Her first big break came when she created an art show called BodyThoughts. It was a collection of self-portraits that featured her naked body – a comment on the expectations society has for women’s bodies.
“I was super passionate to talk about bodies and the way I think women are oppressed through this expectation of what our bodies are supposed to look like. Also, the fact that we’re still talking about female bodies all the time.”
It was a big leap for Mazzarello – a true investment in her work that required a space, networking and her own financial commitment. By putting herself out there, she was committing to her dream. Having just moved to Vancouver to be closer to nature, Mazzarello needed somewhere to showcase her collection. She connected with thisopenspace to find the right venue. Even early in her career, Mazzarello appreciated the way a space affects how her work is portrayed, and wanted something that spoke to her.
“I’ve always been very inspired by spaces. When I found the spot [on Clark Drive], it was a nothing space. There was nothing in it, but that’s why I liked it. It was concrete floors and 20-foot ceilings. You could see the beams. It had character and life, but it was also a space that I could create something in. It was like a container, and I’ve always looked for spaces like that to either host things or feel lived in,” she says.

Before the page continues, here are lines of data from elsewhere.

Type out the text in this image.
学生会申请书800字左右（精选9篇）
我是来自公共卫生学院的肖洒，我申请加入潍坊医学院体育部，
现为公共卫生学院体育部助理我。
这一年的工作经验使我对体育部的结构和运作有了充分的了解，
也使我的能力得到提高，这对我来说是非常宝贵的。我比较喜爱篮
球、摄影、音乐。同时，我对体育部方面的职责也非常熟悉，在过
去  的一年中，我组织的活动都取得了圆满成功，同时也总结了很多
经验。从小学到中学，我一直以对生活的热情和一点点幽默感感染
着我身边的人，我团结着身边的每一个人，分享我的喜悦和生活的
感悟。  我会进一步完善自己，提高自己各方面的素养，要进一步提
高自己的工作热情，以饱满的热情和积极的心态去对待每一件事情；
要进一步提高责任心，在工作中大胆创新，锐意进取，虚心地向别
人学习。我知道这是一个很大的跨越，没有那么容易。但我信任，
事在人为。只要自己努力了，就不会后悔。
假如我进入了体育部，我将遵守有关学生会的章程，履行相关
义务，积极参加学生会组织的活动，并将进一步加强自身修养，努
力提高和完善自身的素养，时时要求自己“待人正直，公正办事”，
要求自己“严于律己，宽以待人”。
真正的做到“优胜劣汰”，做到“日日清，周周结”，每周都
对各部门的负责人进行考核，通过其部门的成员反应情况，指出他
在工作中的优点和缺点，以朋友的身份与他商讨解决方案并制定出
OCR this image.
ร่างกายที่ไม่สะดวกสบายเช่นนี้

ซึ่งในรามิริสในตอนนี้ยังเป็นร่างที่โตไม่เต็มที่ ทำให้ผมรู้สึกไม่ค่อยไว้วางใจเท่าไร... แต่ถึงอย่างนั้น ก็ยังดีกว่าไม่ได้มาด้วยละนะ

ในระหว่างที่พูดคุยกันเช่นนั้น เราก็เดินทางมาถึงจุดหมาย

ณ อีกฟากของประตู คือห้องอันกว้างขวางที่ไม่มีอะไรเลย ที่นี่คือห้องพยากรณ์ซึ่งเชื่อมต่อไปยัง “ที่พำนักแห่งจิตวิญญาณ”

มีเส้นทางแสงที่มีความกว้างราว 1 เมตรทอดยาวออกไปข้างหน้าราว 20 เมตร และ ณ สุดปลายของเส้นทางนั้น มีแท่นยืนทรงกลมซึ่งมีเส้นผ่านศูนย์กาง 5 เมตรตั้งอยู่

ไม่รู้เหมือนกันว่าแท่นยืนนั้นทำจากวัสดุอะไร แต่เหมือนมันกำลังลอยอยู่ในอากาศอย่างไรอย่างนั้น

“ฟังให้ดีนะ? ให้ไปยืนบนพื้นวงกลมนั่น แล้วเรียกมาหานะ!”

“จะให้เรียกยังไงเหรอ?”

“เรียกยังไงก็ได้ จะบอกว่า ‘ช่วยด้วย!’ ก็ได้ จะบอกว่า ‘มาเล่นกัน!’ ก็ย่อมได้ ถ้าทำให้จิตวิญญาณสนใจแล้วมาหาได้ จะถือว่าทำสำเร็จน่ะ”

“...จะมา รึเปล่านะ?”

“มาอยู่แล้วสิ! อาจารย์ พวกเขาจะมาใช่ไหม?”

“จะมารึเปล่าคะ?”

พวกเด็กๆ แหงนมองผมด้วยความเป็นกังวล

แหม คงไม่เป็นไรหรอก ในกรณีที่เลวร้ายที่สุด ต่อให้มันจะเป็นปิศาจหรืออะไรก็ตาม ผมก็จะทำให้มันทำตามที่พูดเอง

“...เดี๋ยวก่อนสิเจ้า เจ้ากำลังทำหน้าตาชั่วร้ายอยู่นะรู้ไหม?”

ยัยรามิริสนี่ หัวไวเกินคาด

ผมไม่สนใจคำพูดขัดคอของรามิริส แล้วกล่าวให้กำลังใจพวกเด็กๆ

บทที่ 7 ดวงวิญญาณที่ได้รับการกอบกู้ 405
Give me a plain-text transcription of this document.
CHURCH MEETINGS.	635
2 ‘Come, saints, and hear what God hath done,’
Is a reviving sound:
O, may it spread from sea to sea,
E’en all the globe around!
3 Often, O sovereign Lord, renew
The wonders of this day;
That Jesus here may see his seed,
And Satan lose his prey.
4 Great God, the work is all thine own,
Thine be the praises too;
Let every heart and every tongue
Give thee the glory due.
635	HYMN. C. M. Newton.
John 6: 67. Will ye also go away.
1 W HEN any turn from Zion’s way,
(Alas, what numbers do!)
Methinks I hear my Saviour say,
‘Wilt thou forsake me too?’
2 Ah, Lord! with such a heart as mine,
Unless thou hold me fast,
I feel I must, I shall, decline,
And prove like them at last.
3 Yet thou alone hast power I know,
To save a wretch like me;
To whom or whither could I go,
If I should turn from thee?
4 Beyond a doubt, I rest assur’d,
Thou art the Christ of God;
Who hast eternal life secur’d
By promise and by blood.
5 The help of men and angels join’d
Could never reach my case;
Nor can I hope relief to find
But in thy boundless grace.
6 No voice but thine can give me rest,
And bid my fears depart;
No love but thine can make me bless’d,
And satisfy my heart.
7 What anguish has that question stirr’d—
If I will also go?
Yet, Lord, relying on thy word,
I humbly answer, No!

The show was a success, spawning a subsequent exhibition in Toronto and a spot speaking about BodyThoughts at TEDxSFU. It was a whirlwind experience that showed Mazzarello that her photography was a viable career path. People were interested in her work and the stories she was trying to tell. It also exposed her to a new way of doing things – discovering new inspiring spaces and connecting her with a network of likeminded people with whom she could build relationships.
This initial breakthrough set the stage for Mazzarello, and its influences still resonate – discovering new spaces, travelling to new cities, and forging lasting relationships. “As a creative person, spaces really inspire me and my brain needs to jump around and be experiencing new things,” she says.
Mazzarello recently traveled to Ottawa, found a new space and turned it into her temporary studio away from home.
“I steer away from typical studios and instead want apartments or styled spaces so that when my clients arrive I can style them in a spot that makes sense for their ‘brand.’ The colourful wall here provided a fun, unique backdrop.”
This method has opened up a world of possibilities for Mazzarello, who doesn’t feel limited by her surroundings. “With thisopenspace, I can actually imagine working anywhere, which wasn’t possible before.”